The team came together with Craymer’s selection of Phyllida Lloyd as the director. Lloyd had never directed a West End musical before but Craymer instinctively felt that she was the right choice.. Lloyd had been described by one reviewer as having “a dry Martini wit.” According to Craymer, Lloyd took the story and songs by the scruff of the neck and molded them into something with a life and momentum of its own.

 

Craymer says that the fact that the writer, producer and director are all women, all the same age and that the three “Dynamos” (or “rock chicks” at heart, as Craymer calls them) in the play just happen to have some of the characteristics of the three of them is purely coincidental. Together with Bjorn, production designer Mark Thompson, lighting designer Howard Harrison, sound by Andrew Bruce and Bobby Aitken, musical supervision by Martin Koch and choreography by Anthony Van Laast, the little show that could has turned into a theatrical empire.

 

“How Catherine’s story worked with the music was a fantastic revelation,” Craymer enthuses. “You don’t have to be an ABBA fan or know ABBA music to enjoy the show.

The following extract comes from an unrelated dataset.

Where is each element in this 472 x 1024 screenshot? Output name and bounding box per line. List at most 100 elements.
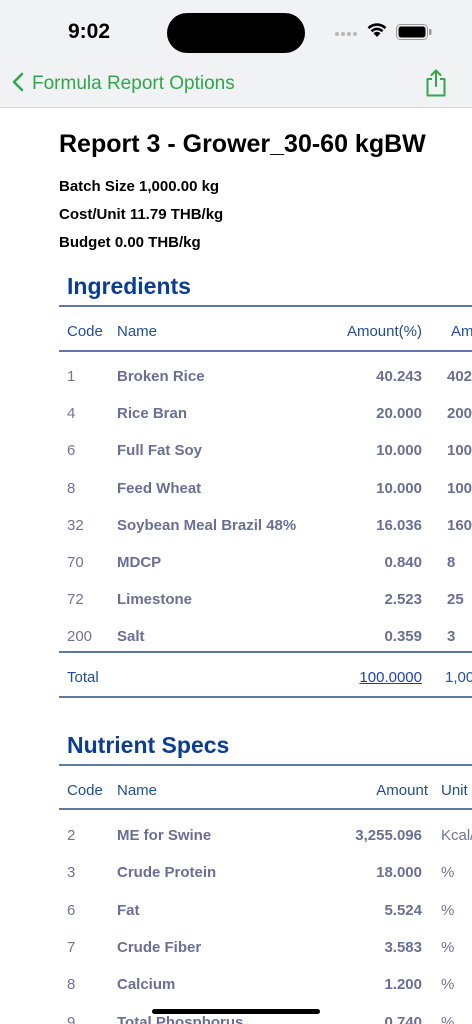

I don’t think that Benny and Bjorn even realized the impact their songs had on people. They didn’t embark on this to promote ABBA – they didn’t need to. Still, the show has brought them a whole new audience. The one thing they wanted was for the sound on stage to be the ABBA sound. But they had never written down their orchestrations or arrangements; they were all in their heads. Someone had to spend six months listening to the music and transcribing the orchestrations. That someone was Martin Koch, who then took the orchestrations and molded them to Catherine’s story. Now it’s as if the songs were written for Catherine’s story.

 

“This show created three fantastic roles for women,” she sums up. “The Dynamos transcend the ages. They are in their late 30s, getting into their 40s. This show is what we felt and what we felt that the audience would recognize in themselves. There are not many roles for women like this that ages 10 to 90 can enjoy. It’s not a feminist story. It’s about a woman who makes a mess of her life and is giving a chance to fulfill her hopes and dreams. It’s big on women without burning one’s bra.”